It’s difficult to stay on top of all the news at the best of times, let alone when a Tory civil war is unfolding.
The resignation of Boris Johnson and the battle for his place at No. 10 has definitely dominated the news for the past two weeks.
And while the appointment of the new prime minister is important, the turmoil in government means other stories may have slipped under the radar.
So here are four more pieces of news you may have missed.
1. Russia is making progress in Ukraine
On Thursday, Russia attacked a densely populated area in Kharkiv, killing at least two people and wounding 21 others. It looks like the shelling hit a market, a bus stop, a gym and an apartment building.
It comes after Moscow’s Foreign Minister Sergei Lavrov announced on Wednesday that Russia is expanding its military targets in Ukraine.
This means that it is essentially trying to take control of all of Ukraine’s southern regions and that Russian forces are moving beyond the so-called “People’s Republics” of Donestk and Luhansk to the east.
The invasion is now in its fifth month and continues to last much longer than originally predicted by Russia. But despite the slow start and strong resistance from Ukrainian forces and repelling Russian troops from other parts of the country (including the capital Kyiv), Putin does not appear to be giving up.
Meanwhile, in response to the Kremlin’s escalating military targets, Ukraine’s Foreign Minister Dmytro Kuleba tweeted that “Russians want blood, not talks,” and called for more help from allies.

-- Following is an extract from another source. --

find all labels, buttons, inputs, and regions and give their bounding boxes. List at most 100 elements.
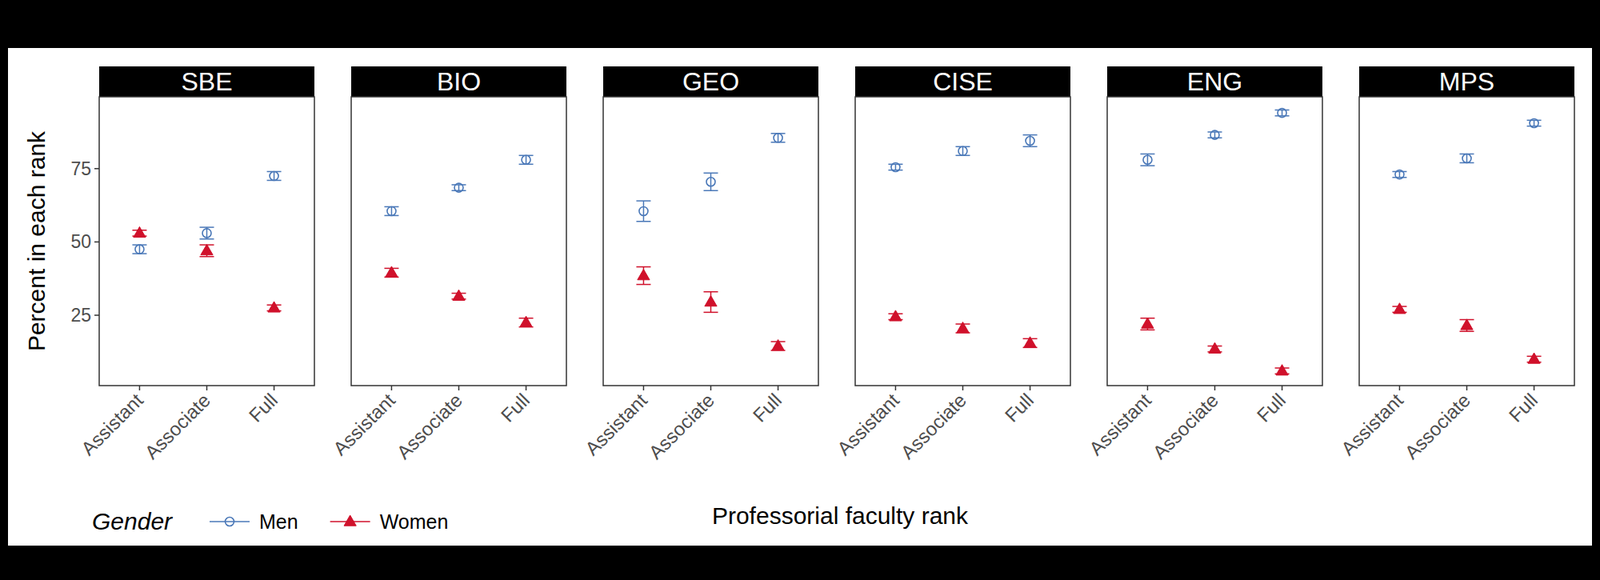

Lavrov has warned the West that if NATO allies continue to supply the country with long-range weapons, the Kremlin will further expand its targets.
2. Workers’ strikes continue
The summer of dissatisfaction lingers, with Royal Mail staff voting to strike over pay on Tuesday.
More than 115,000 workers affiliated with the Communication Workers Union supported the action, which, if carried out, could become the largest strike ever by its members.
When Royal Mail tweeted that they were “disappointed” with the strike action, the CWU replied: “Dry your eyes mate.”
Wage disputes are affecting industries across the UK as the cost of living crisis pushes back current wages for railway workers and airport workers.
The CWU is just one of many unions voting to strike lately as inflation soars to a 40-year high.
3. Annual grocery bills rise by £454
Shoppers across the UK will soon see their annual grocery bills for the year increase by £454 due to food and drink inflation.
Grocery price inflation rose to 9.9% in the four weeks ended July 10, up from 8.3% the previous month, according to retail research firm Kantar.
Fuel costs and supply chain issues are passed on to consumers.
Fraser McKevitt, Kantar’s head of retail and consumer insight, told the PA news agency he expected the record for grocery inflation to be broken “in August”.
4. NHS is not coping with Covid
While the worst of the heatwave is over (for now), healthcare is still grappling with Covid infections more than two years after the initial lockdown.
The editor of the British Medical Journal, Dr. Kamran Abbasi, and Health Service Journal editor Alastair McLellan, wrote an alarming editorial on Monday, warning that the NHS could buckle under continued pressure from Covid.
This is due to a number of factors, including periods of underfunding over the past decade, “lack of an adequate workforce plan” and “a cowardly and short-sighted failure to implement welfare reform”.
Now it seems that the Government’s ‘Living with Covid’ strategy could be the last straw if another wave of infections sweeps through Britain.
Abbasi and McLellan claimed that the government is “pretending it’s not happening or implying everything is under control” and said the healthcare system is in fact “dying” of Covid.
They called on the government to “stop gaslighting the public” and be honest the pandemic is still looming very strong over the NHS.